Настает и наш черед. Командир дивизии вводит свой резерв в бой.
Мы бежим, растянувшись в длинную кишкообразную цепь, по пшенице, уже успевшей налиться ядреными соками земли. Под ногами хрустят ее стебли, янтарно желтые, отсвечивающие на солнце вытканным из золотых ниток ковром.
Мы топчем хлеб, А сами голодные.
Бедный хлеб! Тебя не щадит, не бережет даже война, следом за которой всегда крадется голод.
Впереди горит пшеница. Ее подожгли там, где рвались сейчас бомбы и где до сих пор чудовищными факелами пылают танки. Чужие и наши. Огонь — ему все равно, что жрать. Он и кормилец и палач — этот огонь.
Огненный вал горящего хлеба приближается. Он бежит по степи быстрее, чем мы ему навстречу. Вот-вот мы столкнемся с ним горячими лбами, и ни один из нас не отступит.
Вот он — огонь. Лижет горячими языками наши ботинки и обмотки, тянется к перепачканным глиной гимнастеркам. Но они мокрые от соленого солдатского пота, и тебе, огонь, не зажечь их. Прочь с дороги, краснобородый!
Теперь бежим по сгоревшему хлебу. Из-под ног поднимаются тучи черной пыли, едкий пепел забивается в нос и рот, липнет к мокрым лицам, кажется, вот-вот задохнемся, а Лобанок осе кричит и кричит: «Шире шаг!», «Шире шаг!».

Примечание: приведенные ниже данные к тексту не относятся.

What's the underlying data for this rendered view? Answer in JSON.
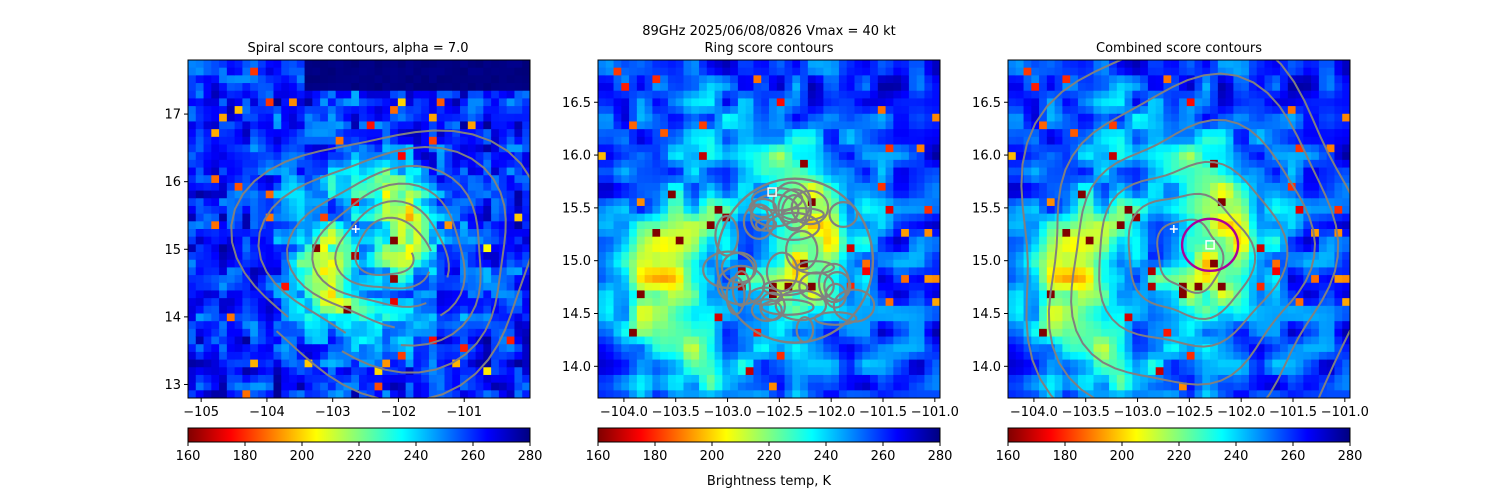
{
  "figure": {
    "suptitle": "89GHz  2025/06/08/0826    Vmax = 40 kt",
    "colorbar_label": "Brightness temp, K",
    "colormap_stops": [
      "#800000",
      "#ff0000",
      "#ff8000",
      "#ffff00",
      "#80ff80",
      "#00ffff",
      "#0080ff",
      "#0000ff",
      "#000080"
    ]
  },
  "chart_data": [
    {
      "type": "heatmap",
      "title": "Spiral score contours, alpha =  7.0",
      "xlim": [
        -105.2,
        -100.0
      ],
      "ylim": [
        12.8,
        17.8
      ],
      "x_ticks": [
        -105,
        -104,
        -103,
        -102,
        -101
      ],
      "y_ticks": [
        13,
        14,
        15,
        16,
        17
      ],
      "x_tick_labels": [
        "−105",
        "−104",
        "−103",
        "−102",
        "−101"
      ],
      "y_tick_labels": [
        "13",
        "14",
        "15",
        "16",
        "17"
      ],
      "colorbar": {
        "min": 160,
        "max": 280,
        "ticks": [
          160,
          180,
          200,
          220,
          240,
          260,
          280
        ],
        "tick_labels": [
          "160",
          "180",
          "200",
          "220",
          "240",
          "260",
          "280"
        ]
      },
      "markers": [
        {
          "type": "plus",
          "x": -102.65,
          "y": 15.3,
          "color": "#ffffff"
        }
      ],
      "contour_color": "#808080"
    },
    {
      "type": "heatmap",
      "title": "Ring score contours",
      "xlim": [
        -104.25,
        -100.95
      ],
      "ylim": [
        13.7,
        16.9
      ],
      "x_ticks": [
        -104.0,
        -103.5,
        -103.0,
        -102.5,
        -102.0,
        -101.5,
        -101.0
      ],
      "y_ticks": [
        14.0,
        14.5,
        15.0,
        15.5,
        16.0,
        16.5
      ],
      "x_tick_labels": [
        "−104.0",
        "−103.5",
        "−103.0",
        "−102.5",
        "−102.0",
        "−101.5",
        "−101.0"
      ],
      "y_tick_labels": [
        "14.0",
        "14.5",
        "15.0",
        "15.5",
        "16.0",
        "16.5"
      ],
      "colorbar": {
        "min": 160,
        "max": 280,
        "ticks": [
          160,
          180,
          200,
          220,
          240,
          260,
          280
        ],
        "tick_labels": [
          "160",
          "180",
          "200",
          "220",
          "240",
          "260",
          "280"
        ]
      },
      "markers": [
        {
          "type": "square",
          "x": -102.57,
          "y": 15.65,
          "color": "#ffffff"
        }
      ],
      "contour_color": "#808080"
    },
    {
      "type": "heatmap",
      "title": "Combined score contours",
      "xlim": [
        -104.25,
        -100.95
      ],
      "ylim": [
        13.7,
        16.9
      ],
      "x_ticks": [
        -104.0,
        -103.5,
        -103.0,
        -102.5,
        -102.0,
        -101.5,
        -101.0
      ],
      "y_ticks": [
        14.0,
        14.5,
        15.0,
        15.5,
        16.0,
        16.5
      ],
      "x_tick_labels": [
        "−104.0",
        "−103.5",
        "−103.0",
        "−102.5",
        "−102.0",
        "−101.5",
        "−101.0"
      ],
      "y_tick_labels": [
        "14.0",
        "14.5",
        "15.0",
        "15.5",
        "16.0",
        "16.5"
      ],
      "colorbar": {
        "min": 160,
        "max": 280,
        "ticks": [
          160,
          180,
          200,
          220,
          240,
          260,
          280
        ],
        "tick_labels": [
          "160",
          "180",
          "200",
          "220",
          "240",
          "260",
          "280"
        ]
      },
      "markers": [
        {
          "type": "plus",
          "x": -102.65,
          "y": 15.3,
          "color": "#ffffff"
        },
        {
          "type": "square",
          "x": -102.3,
          "y": 15.15,
          "color": "#ffffff"
        }
      ],
      "contour_color": "#808080",
      "highlight_ring": {
        "x": -102.3,
        "y": 15.15,
        "color": "#aa0099"
      }
    }
  ]
}
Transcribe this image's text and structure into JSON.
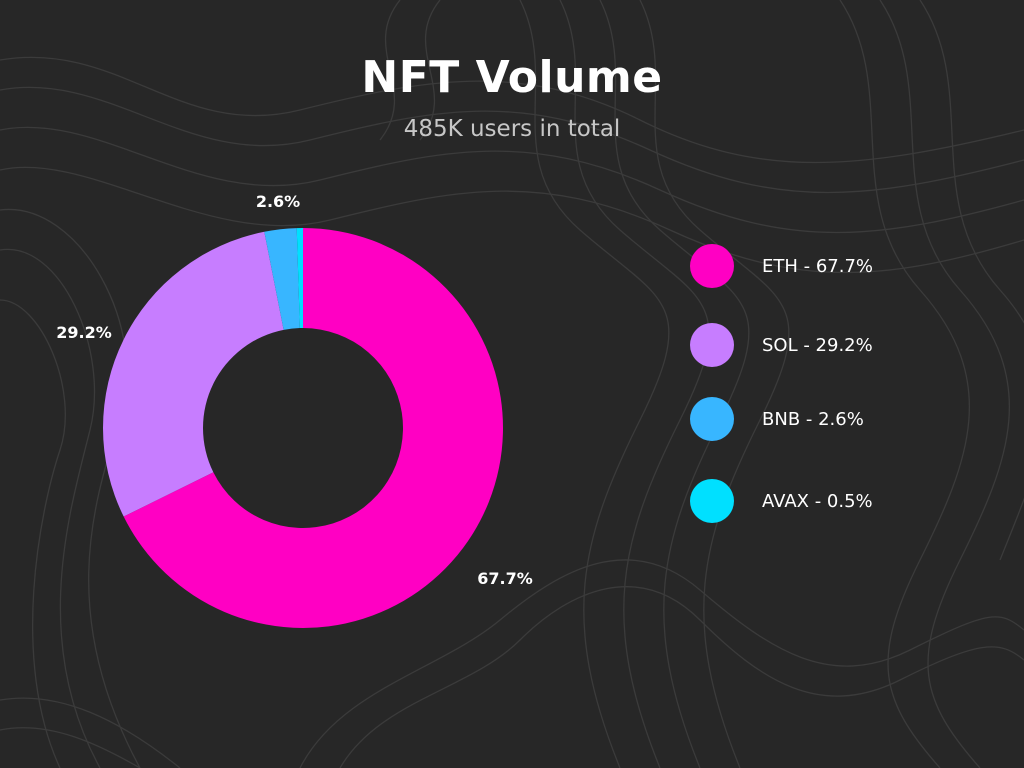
{
  "header": {
    "title": "NFT Volume",
    "subtitle": "485K users in total"
  },
  "chart_data": {
    "type": "pie",
    "donut": true,
    "categories": [
      "ETH",
      "SOL",
      "BNB",
      "AVAX"
    ],
    "values": [
      67.7,
      29.2,
      2.6,
      0.5
    ],
    "data_labels": [
      "67.7%",
      "29.2%",
      "2.6%",
      ""
    ],
    "colors": [
      "#ff00c3",
      "#c77dff",
      "#38b6ff",
      "#00e0ff"
    ],
    "legend_entries": [
      "ETH - 67.7%",
      "SOL - 29.2%",
      "BNB - 2.6%",
      "AVAX - 0.5%"
    ],
    "legend_position": "right",
    "title": "NFT Volume",
    "subtitle": "485K users in total"
  }
}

Куда там «шире шаг»! Мы сейчас рухнем в этот пепел, на теплую от огня землю и не только команда, пистолет у виска с приказом «Вперед» но поднимет, например, меня. Но никто не «рухает».

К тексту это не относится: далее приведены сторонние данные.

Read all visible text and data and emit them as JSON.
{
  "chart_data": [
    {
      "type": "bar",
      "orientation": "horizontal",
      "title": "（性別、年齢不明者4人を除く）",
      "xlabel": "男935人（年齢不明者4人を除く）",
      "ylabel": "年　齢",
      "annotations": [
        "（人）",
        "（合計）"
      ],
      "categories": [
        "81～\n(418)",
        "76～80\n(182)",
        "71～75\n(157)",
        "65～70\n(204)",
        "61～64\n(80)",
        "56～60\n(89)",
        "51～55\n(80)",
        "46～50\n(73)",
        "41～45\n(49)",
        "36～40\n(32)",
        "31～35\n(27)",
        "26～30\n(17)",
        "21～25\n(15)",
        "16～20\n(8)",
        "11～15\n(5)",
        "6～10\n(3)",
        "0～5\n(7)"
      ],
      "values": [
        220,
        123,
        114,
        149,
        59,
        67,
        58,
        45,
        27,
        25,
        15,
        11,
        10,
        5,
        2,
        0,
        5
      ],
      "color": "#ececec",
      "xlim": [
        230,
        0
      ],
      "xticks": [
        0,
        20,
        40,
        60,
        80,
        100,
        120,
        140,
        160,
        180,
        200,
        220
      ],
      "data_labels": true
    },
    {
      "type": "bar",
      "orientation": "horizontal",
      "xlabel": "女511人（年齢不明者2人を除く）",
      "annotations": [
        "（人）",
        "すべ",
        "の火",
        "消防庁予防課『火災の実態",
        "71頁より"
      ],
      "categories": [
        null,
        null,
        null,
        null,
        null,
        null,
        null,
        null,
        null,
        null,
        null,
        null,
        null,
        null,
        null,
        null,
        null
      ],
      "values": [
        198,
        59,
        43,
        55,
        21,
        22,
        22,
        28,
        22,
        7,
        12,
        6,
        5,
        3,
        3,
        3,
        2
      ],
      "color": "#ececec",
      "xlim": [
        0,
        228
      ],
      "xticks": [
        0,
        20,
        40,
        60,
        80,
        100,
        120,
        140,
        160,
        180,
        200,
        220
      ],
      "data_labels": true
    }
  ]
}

Немцы заметили нас. Первые их мины не долетают, вторые — перелетают. Пятые или десятые начинают рваться в цепи, кромсая осколками разгоряченные бегом тела.
Но батальон он не сбавляет темпа. Для раненых есть санитары, убитым уже не поможет никто.
«Шире шаг!»
«Шире шаг!»
«Шире шаг!»
Гимнастерка на плече треснула, и тело пулемета, ерзая взад-вперед, режет мое тело. Больно и мокро. Черт знает, что там, — кровь или пот? Минуту назад я видел перед собой темную гимнастерку Назаренко, сейчас не вижу ничего. Мы даже не падаем, когда вблизи шлепаются мины. Все равно поздно. А свежие, еще с синим дымком воронки просто перескакиваем. Рядом с ними лежат убитые…
«Шире шаг!»
«Шире шаг!»
«Шире шаг!»
Сколько бежим? Если судить по тому, как устали, — километров десять. Но я-то знаю, что до участка прорыва немецких танков было километра два-три.
— Расчет, стой! К бою!
Назаренко бросает коробки с лентами, вещмешок, кладет на него автомат, который взял у кого-то из раненых, достает из-за пояса малую лопату.
Кеша, еле живой, падает на землю вместе со станком пулемета. Он мне не помощник в данную минуту. Реут лежит бездыханным, уткнувшись лицом в сизый пепел. То ли живой, то ли нет.
Присоединяю тело пулемета к станку, заряжаю своего «Горюнова» и тоже берусь за лопату. По нас по-прежнему бьют вражеские минометчики. Мы на своем лысом бугорке видны им как на ладони, но именно здесь командир седьмой роты приказал занять позицию.
— Реут! — голос Назаренко еле слышен в грохоте лопающихся мин, — доставай лопату, рой окоп.
Кеша смотрит на сержанта ошалелыми глазами, что-то пытается сказать, но с черных, словно опаленных губ срываются одни лишь нечленораздельные звуки.
— Рой окоп, приказываю!
Реут, все так же не поднимая головы, нащупывает за поясом лопату, вонзает ее светлый отполированный землей штык в усыпанный пеплом грунт.
Спешу отрыть для себя хотя бы ямку. На глубину, достаточную для того, чтобы спрятать от осколков не прикрытый сталью каски «тыл».
Удар, Еще, еще, еще. Лопата вонзается все глубже. Благо земля на пологой высотке веками пахалась поколениями крестьян и легко поддается металлу.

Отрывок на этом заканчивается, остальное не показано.